2025-12-31 11:23:47 -05:00
parent ddccf653d2
commit 197e007591
5 changed files with 120 additions and 29 deletions
--- a/logo_detection_detr.py
+++ b/logo_detection_detr.py
@ -401,6 +401,7 @@ class DetectLogosDETR:
        similarity_threshold: float = 0.85,
        min_matching_refs: int = 1,
        use_mean_similarity: bool = True,
+        margin: float = 0.0,
    ) -> Optional[Tuple[str, float, int]]:
        """
        Find the best matching reference logo using multiple reference embeddings per logo.
@ -414,6 +415,7 @@ class DetectLogosDETR:
            similarity_threshold: Minimum similarity to consider a match (0-1)
            min_matching_refs: Minimum number of references that must match above threshold
            use_mean_similarity: If True, use mean similarity across all refs; if False, use max
+            margin: Required margin between best and second-best logo scores (0-1)

        Returns:
            Tuple of (label, similarity, num_matching_refs) for best match,
@ -422,9 +424,8 @@ class DetectLogosDETR:
        if not reference_embeddings:
            return None

-        best_score = -1.0
-        best_label = None
-        best_num_matches = 0
+        # Calculate scores for all logos that meet the min_matching_refs requirement
+        logo_scores = []

        for label, ref_embedding_list in reference_embeddings.items():
            if not ref_embedding_list:
@ -445,17 +446,30 @@ class DetectLogosDETR:
            else:
                score = max(similarities)

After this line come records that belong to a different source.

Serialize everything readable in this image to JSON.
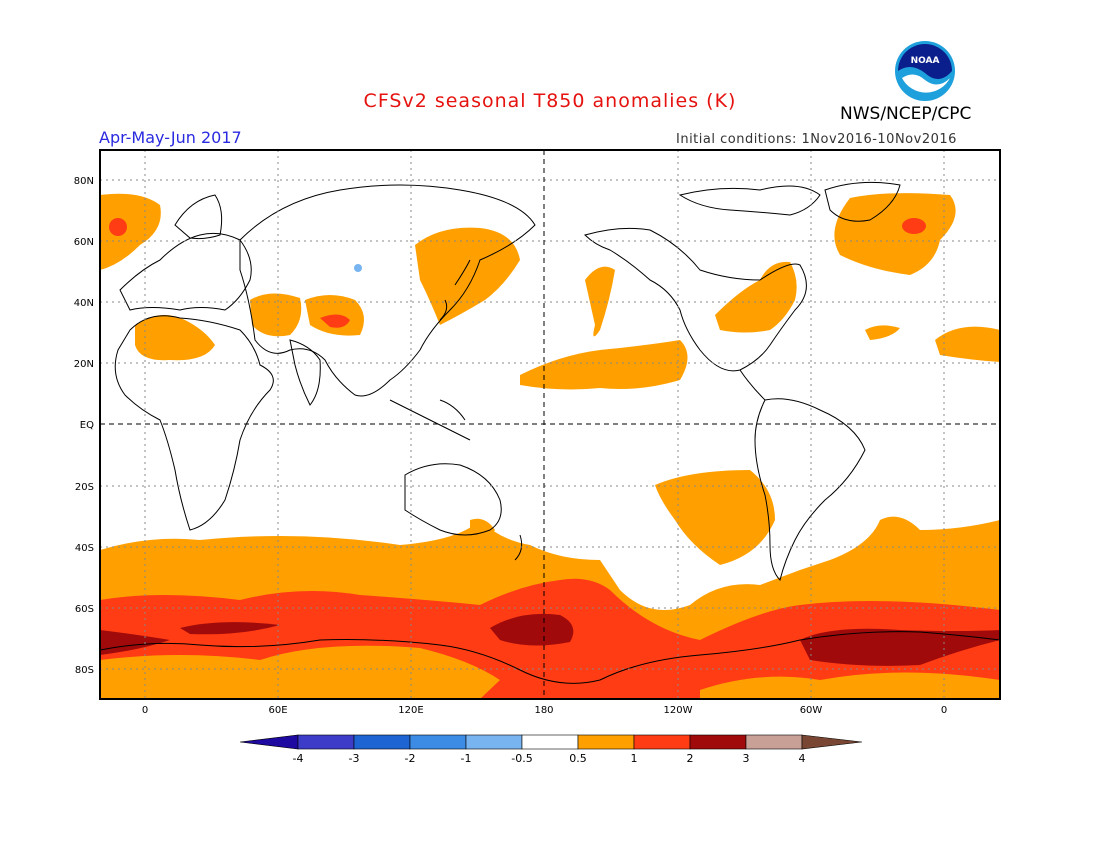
{
  "title": "CFSv2 seasonal T850 anomalies (K)",
  "agency": "NWS/NCEP/CPC",
  "logo_text": "NOAA",
  "period": "Apr-May-Jun 2017",
  "initial_conditions": "Initial conditions: 1Nov2016-10Nov2016",
  "lat_labels": [
    "80N",
    "60N",
    "40N",
    "20N",
    "EQ",
    "20S",
    "40S",
    "60S",
    "80S"
  ],
  "lon_labels": [
    "0",
    "60E",
    "120E",
    "180",
    "120W",
    "60W",
    "0"
  ],
  "colorbar": {
    "labels": [
      "-4",
      "-3",
      "-2",
      "-1",
      "-0.5",
      "0.5",
      "1",
      "2",
      "3",
      "4"
    ],
    "colors": [
      "#1e0aa0",
      "#3c3cc8",
      "#1e64d2",
      "#3c8ce6",
      "#78b4f0",
      "#ffffff",
      "#ffa000",
      "#ff3c14",
      "#a00a0a",
      "#c8a096",
      "#784632"
    ]
  },
  "palette": {
    "c05": "#ffa000",
    "c1": "#ff3c14",
    "c2": "#a00a0a",
    "neg05": "#78b4f0"
  }
}
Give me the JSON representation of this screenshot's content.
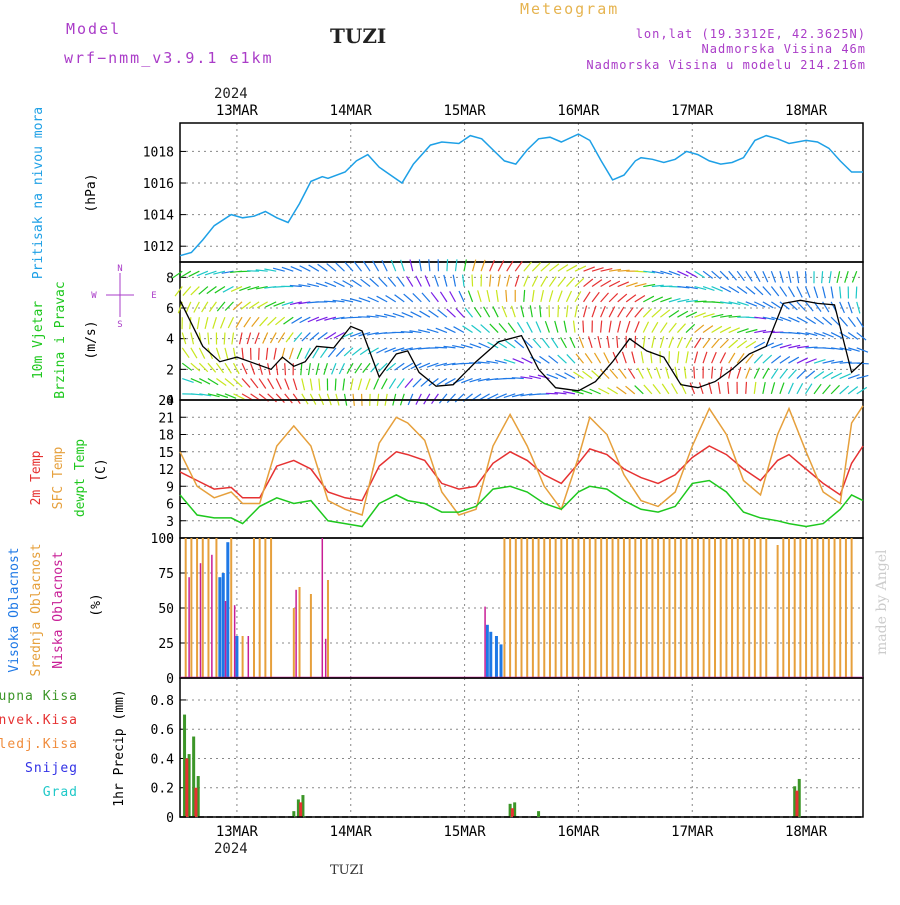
{
  "header": {
    "model_label": "Model",
    "model_name": "wrf−nmm_v3.9.1  e1km",
    "station": "TUZI",
    "meteogram_title": "Meteogram",
    "lonlat": "lon,lat (19.3312E, 42.3625N)",
    "elevation": "Nadmorska Visina 46m",
    "model_elevation": "Nadmorska Visina u modelu 214.216m",
    "year_top": "2024",
    "year_bottom": "2024",
    "footer_station": "TUZI",
    "credit": "made by Angel"
  },
  "colors": {
    "pressure": "#1ea0e6",
    "temp2m": "#e63232",
    "sfc": "#e6a03c",
    "dewpt": "#1ec81e",
    "high_cloud": "#1e78e6",
    "mid_cloud": "#e6a03c",
    "low_cloud": "#c81e96",
    "total_precip": "#3c9628",
    "convective": "#e63232",
    "frozen": "#f08c3c",
    "snow": "#3232e6",
    "grad": "#1ec8c8",
    "purple_text": "#aa3cc8",
    "gold_text": "#e6b450"
  },
  "chart_data": [
    {
      "type": "line",
      "panel": "pressure",
      "ylabel_lines": [
        "Pritisak na nivou mora",
        "(hPa)"
      ],
      "x_ticks": [
        "13MAR",
        "14MAR",
        "15MAR",
        "16MAR",
        "17MAR",
        "18MAR"
      ],
      "ylim": [
        1011,
        1019.8
      ],
      "y_ticks": [
        1012,
        1014,
        1016,
        1018
      ],
      "grid": true,
      "series": [
        {
          "values_x": [
            0,
            0.1,
            0.2,
            0.3,
            0.45,
            0.55,
            0.65,
            0.75,
            0.85,
            0.95,
            1.05,
            1.15,
            1.25,
            1.3,
            1.45,
            1.55,
            1.65,
            1.75,
            1.85,
            1.95,
            2.05,
            2.2,
            2.3,
            2.45,
            2.55,
            2.65,
            2.75,
            2.85,
            2.95,
            3.05,
            3.15,
            3.25,
            3.35,
            3.5,
            3.6,
            3.7,
            3.8,
            3.9,
            4.0,
            4.05,
            4.15,
            4.25,
            4.35,
            4.45,
            4.55,
            4.65,
            4.75,
            4.85,
            4.95,
            5.05,
            5.15,
            5.25,
            5.35,
            5.5,
            5.6,
            5.7,
            5.8,
            5.9,
            6.0
          ],
          "values": [
            1011.4,
            1011.6,
            1012.4,
            1013.3,
            1014.0,
            1013.8,
            1013.9,
            1014.2,
            1013.8,
            1013.5,
            1014.7,
            1016.1,
            1016.4,
            1016.3,
            1016.7,
            1017.4,
            1017.8,
            1017.0,
            1016.5,
            1016.0,
            1017.2,
            1018.4,
            1018.6,
            1018.5,
            1019.0,
            1018.8,
            1018.1,
            1017.4,
            1017.2,
            1018.1,
            1018.8,
            1018.9,
            1018.6,
            1019.1,
            1018.7,
            1017.4,
            1016.2,
            1016.5,
            1017.4,
            1017.6,
            1017.5,
            1017.3,
            1017.5,
            1018.0,
            1017.8,
            1017.4,
            1017.2,
            1017.3,
            1017.6,
            1018.7,
            1019.0,
            1018.8,
            1018.5,
            1018.7,
            1018.6,
            1018.2,
            1017.4,
            1016.7,
            1016.7
          ]
        }
      ]
    },
    {
      "type": "line",
      "panel": "wind",
      "ylabel_lines": [
        "10m Vjetar",
        "Brzina i Pravac",
        "(m/s)"
      ],
      "compass": {
        "north": "N",
        "west": "W",
        "east": "E",
        "south": "S"
      },
      "ylim": [
        0,
        9
      ],
      "y_ticks": [
        0,
        2,
        4,
        6,
        8
      ],
      "series": [
        {
          "name": "wind speed",
          "values_x": [
            0,
            0.2,
            0.35,
            0.5,
            0.65,
            0.8,
            0.9,
            1.0,
            1.1,
            1.2,
            1.35,
            1.5,
            1.6,
            1.75,
            1.9,
            2.0,
            2.1,
            2.25,
            2.4,
            2.6,
            2.8,
            3.0,
            3.15,
            3.3,
            3.5,
            3.65,
            3.8,
            3.95,
            4.1,
            4.25,
            4.4,
            4.55,
            4.7,
            4.85,
            5.0,
            5.15,
            5.3,
            5.45,
            5.6,
            5.75,
            5.9,
            6.0
          ],
          "values": [
            6.5,
            3.5,
            2.5,
            2.8,
            2.4,
            2.0,
            2.8,
            2.2,
            2.5,
            3.5,
            3.4,
            4.8,
            4.5,
            1.5,
            3.0,
            3.2,
            1.8,
            0.9,
            1.0,
            2.5,
            3.8,
            4.2,
            2.0,
            0.8,
            0.6,
            1.2,
            2.5,
            4.0,
            3.2,
            2.8,
            1.0,
            0.8,
            1.2,
            2.0,
            3.0,
            3.5,
            6.3,
            6.5,
            6.3,
            6.2,
            1.8,
            2.5
          ]
        }
      ]
    },
    {
      "type": "line",
      "panel": "temperature",
      "ylabel_lines": [
        "2m Temp",
        "SFC Temp",
        "dewpt Temp",
        "(C)"
      ],
      "ylim": [
        0,
        24
      ],
      "y_ticks": [
        0,
        3,
        6,
        9,
        12,
        15,
        18,
        21,
        24
      ],
      "series": [
        {
          "name": "2m Temp",
          "values_x": [
            0,
            0.15,
            0.3,
            0.45,
            0.55,
            0.7,
            0.85,
            1.0,
            1.15,
            1.3,
            1.45,
            1.6,
            1.75,
            1.9,
            2.0,
            2.15,
            2.3,
            2.45,
            2.6,
            2.75,
            2.9,
            3.05,
            3.2,
            3.35,
            3.5,
            3.6,
            3.75,
            3.9,
            4.05,
            4.2,
            4.35,
            4.5,
            4.65,
            4.8,
            4.95,
            5.1,
            5.25,
            5.35,
            5.5,
            5.65,
            5.8,
            5.9,
            6.0
          ],
          "values": [
            11.5,
            10.0,
            8.5,
            8.8,
            7.0,
            7.0,
            12.5,
            13.5,
            12.0,
            8.0,
            7.0,
            6.5,
            12.5,
            15.0,
            14.5,
            13.5,
            9.5,
            8.5,
            9.0,
            13.0,
            15.0,
            13.5,
            11.0,
            9.5,
            13.0,
            15.5,
            14.5,
            12.0,
            10.5,
            9.5,
            11.0,
            14.0,
            16.0,
            14.5,
            12.0,
            10.0,
            13.5,
            14.5,
            12.0,
            9.5,
            7.5,
            13.0,
            16.0
          ]
        },
        {
          "name": "SFC Temp",
          "values_x": [
            0,
            0.15,
            0.3,
            0.45,
            0.55,
            0.7,
            0.85,
            1.0,
            1.15,
            1.3,
            1.45,
            1.6,
            1.75,
            1.9,
            2.0,
            2.15,
            2.3,
            2.45,
            2.6,
            2.75,
            2.9,
            3.05,
            3.2,
            3.35,
            3.5,
            3.6,
            3.75,
            3.9,
            4.05,
            4.2,
            4.35,
            4.5,
            4.65,
            4.8,
            4.95,
            5.1,
            5.25,
            5.35,
            5.5,
            5.65,
            5.8,
            5.9,
            6.0
          ],
          "values": [
            15.0,
            9.0,
            7.0,
            8.0,
            6.0,
            6.0,
            16.0,
            19.5,
            16.0,
            6.5,
            5.0,
            4.0,
            16.5,
            21.0,
            20.0,
            17.0,
            8.0,
            4.0,
            5.0,
            16.0,
            21.5,
            16.0,
            9.0,
            5.0,
            14.0,
            21.0,
            18.0,
            11.0,
            6.5,
            5.5,
            8.0,
            16.0,
            22.5,
            18.0,
            10.0,
            7.5,
            18.0,
            22.5,
            15.0,
            8.0,
            6.0,
            20.0,
            23.0
          ]
        },
        {
          "name": "dewpt Temp",
          "values_x": [
            0,
            0.15,
            0.3,
            0.45,
            0.55,
            0.7,
            0.85,
            1.0,
            1.15,
            1.3,
            1.45,
            1.6,
            1.75,
            1.9,
            2.0,
            2.15,
            2.3,
            2.45,
            2.6,
            2.75,
            2.9,
            3.05,
            3.2,
            3.35,
            3.5,
            3.6,
            3.75,
            3.9,
            4.05,
            4.2,
            4.35,
            4.5,
            4.65,
            4.8,
            4.95,
            5.1,
            5.25,
            5.35,
            5.5,
            5.65,
            5.8,
            5.9,
            6.0
          ],
          "values": [
            7.5,
            4.0,
            3.5,
            3.5,
            2.5,
            5.5,
            7.0,
            6.0,
            6.5,
            3.0,
            2.5,
            2.0,
            6.0,
            7.5,
            6.5,
            6.0,
            4.5,
            4.5,
            5.5,
            8.5,
            9.0,
            8.0,
            6.0,
            5.0,
            8.0,
            9.0,
            8.5,
            6.5,
            5.0,
            4.5,
            5.5,
            9.5,
            10.0,
            8.0,
            4.5,
            3.5,
            3.0,
            2.5,
            2.0,
            2.5,
            5.0,
            7.5,
            6.5
          ]
        }
      ]
    },
    {
      "type": "bar",
      "panel": "clouds",
      "ylabel_lines": [
        "Visoka Oblacnost",
        "Srednja Oblacnost",
        "Niska  Oblacnost",
        "(%)"
      ],
      "ylim": [
        0,
        100
      ],
      "y_ticks": [
        0,
        25,
        50,
        75,
        100
      ],
      "series": [
        {
          "name": "Visoka Oblacnost",
          "values_x": [
            0.35,
            0.38,
            0.42,
            0.5,
            2.7,
            2.73,
            2.78,
            2.82
          ],
          "values": [
            72,
            75,
            97,
            30,
            38,
            33,
            30,
            24
          ]
        },
        {
          "name": "Srednja Oblacnost",
          "values_x": [
            0.05,
            0.1,
            0.15,
            0.2,
            0.25,
            0.32,
            0.45,
            0.55,
            0.65,
            0.7,
            0.75,
            0.8,
            1.0,
            1.05,
            1.15,
            1.3,
            2.85,
            2.9,
            2.95,
            3.0,
            3.05,
            3.1,
            3.15,
            3.2,
            3.25,
            3.3,
            3.35,
            3.4,
            3.45,
            3.5,
            3.55,
            3.6,
            3.65,
            3.7,
            3.75,
            3.8,
            3.85,
            3.9,
            3.95,
            4.0,
            4.05,
            4.1,
            4.15,
            4.2,
            4.25,
            4.3,
            4.35,
            4.4,
            4.45,
            4.5,
            4.55,
            4.6,
            4.65,
            4.7,
            4.75,
            4.8,
            4.85,
            4.9,
            4.95,
            5.0,
            5.05,
            5.1,
            5.15,
            5.25,
            5.3,
            5.35,
            5.4,
            5.45,
            5.5,
            5.55,
            5.6,
            5.65,
            5.7,
            5.75,
            5.8,
            5.85,
            5.9
          ],
          "values": [
            100,
            100,
            100,
            100,
            100,
            100,
            100,
            30,
            100,
            100,
            100,
            100,
            50,
            65,
            60,
            70,
            100,
            100,
            100,
            100,
            100,
            100,
            100,
            100,
            100,
            100,
            100,
            100,
            100,
            100,
            100,
            100,
            100,
            100,
            100,
            100,
            100,
            100,
            100,
            100,
            100,
            100,
            100,
            100,
            100,
            100,
            100,
            100,
            100,
            100,
            100,
            100,
            100,
            100,
            100,
            100,
            100,
            100,
            100,
            100,
            100,
            100,
            100,
            95,
            100,
            100,
            100,
            100,
            100,
            100,
            100,
            100,
            100,
            100,
            100,
            100,
            100
          ]
        },
        {
          "name": "Niska  Oblacnost",
          "values_x": [
            0.08,
            0.18,
            0.28,
            0.4,
            0.48,
            0.6,
            1.02,
            1.25,
            1.28,
            2.68
          ],
          "values": [
            72,
            82,
            88,
            55,
            52,
            30,
            63,
            100,
            28,
            51
          ]
        }
      ]
    },
    {
      "type": "bar",
      "panel": "precip",
      "ylabel_lines": [
        "1hr Precip (mm)"
      ],
      "legend": [
        "Ukupna  Kisa",
        "Konvek.Kisa",
        "Zaledj.Kisa",
        "Snijeg",
        "Grad"
      ],
      "ylim": [
        0,
        0.95
      ],
      "y_ticks": [
        0,
        0.2,
        0.4,
        0.6,
        0.8
      ],
      "x_ticks": [
        "13MAR",
        "14MAR",
        "15MAR",
        "16MAR",
        "17MAR",
        "18MAR"
      ],
      "series": [
        {
          "name": "Ukupna  Kisa",
          "values_x": [
            0.04,
            0.08,
            0.12,
            0.16,
            1.0,
            1.04,
            1.08,
            2.9,
            2.94,
            3.15,
            5.4,
            5.44
          ],
          "values": [
            0.7,
            0.43,
            0.55,
            0.28,
            0.04,
            0.12,
            0.15,
            0.09,
            0.1,
            0.04,
            0.21,
            0.26
          ]
        },
        {
          "name": "Konvek.Kisa",
          "values_x": [
            0.06,
            0.14,
            1.06,
            2.92,
            5.42
          ],
          "values": [
            0.4,
            0.2,
            0.1,
            0.06,
            0.18
          ]
        }
      ]
    }
  ]
}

-            # Check if this logo meets the minimum matching refs requirement
-            if num_matches >= min_matching_refs and score > best_score:
-                best_score = score
-                best_label = label
-                best_num_matches = num_matches
+            # Only consider logos that meet the minimum matching refs requirement
+            if num_matches >= min_matching_refs:
+                logo_scores.append((label, score, num_matches))

-        if best_label is not None and best_score >= similarity_threshold:
-            return (best_label, best_score, best_num_matches)
-        else:
+        if not logo_scores:
            return None

+        # Sort by score descending
+        logo_scores.sort(key=lambda x: x[1], reverse=True)
+
+        best_label, best_score, best_num_matches = logo_scores[0]
+
+        # Check if best score meets threshold
+        if best_score < similarity_threshold:
+            return None
+
+        # Check margin against second-best logo (if exists)
+        if margin > 0 and len(logo_scores) > 1:
+            second_best_score = logo_scores[1][1]
+            if best_score - second_best_score < margin:
+                return None  # Not confident enough
+
+        return (best_label, best_score, best_num_matches)
+
    def find_best_match_with_margin(
        self,
        detected_embedding: torch.Tensor,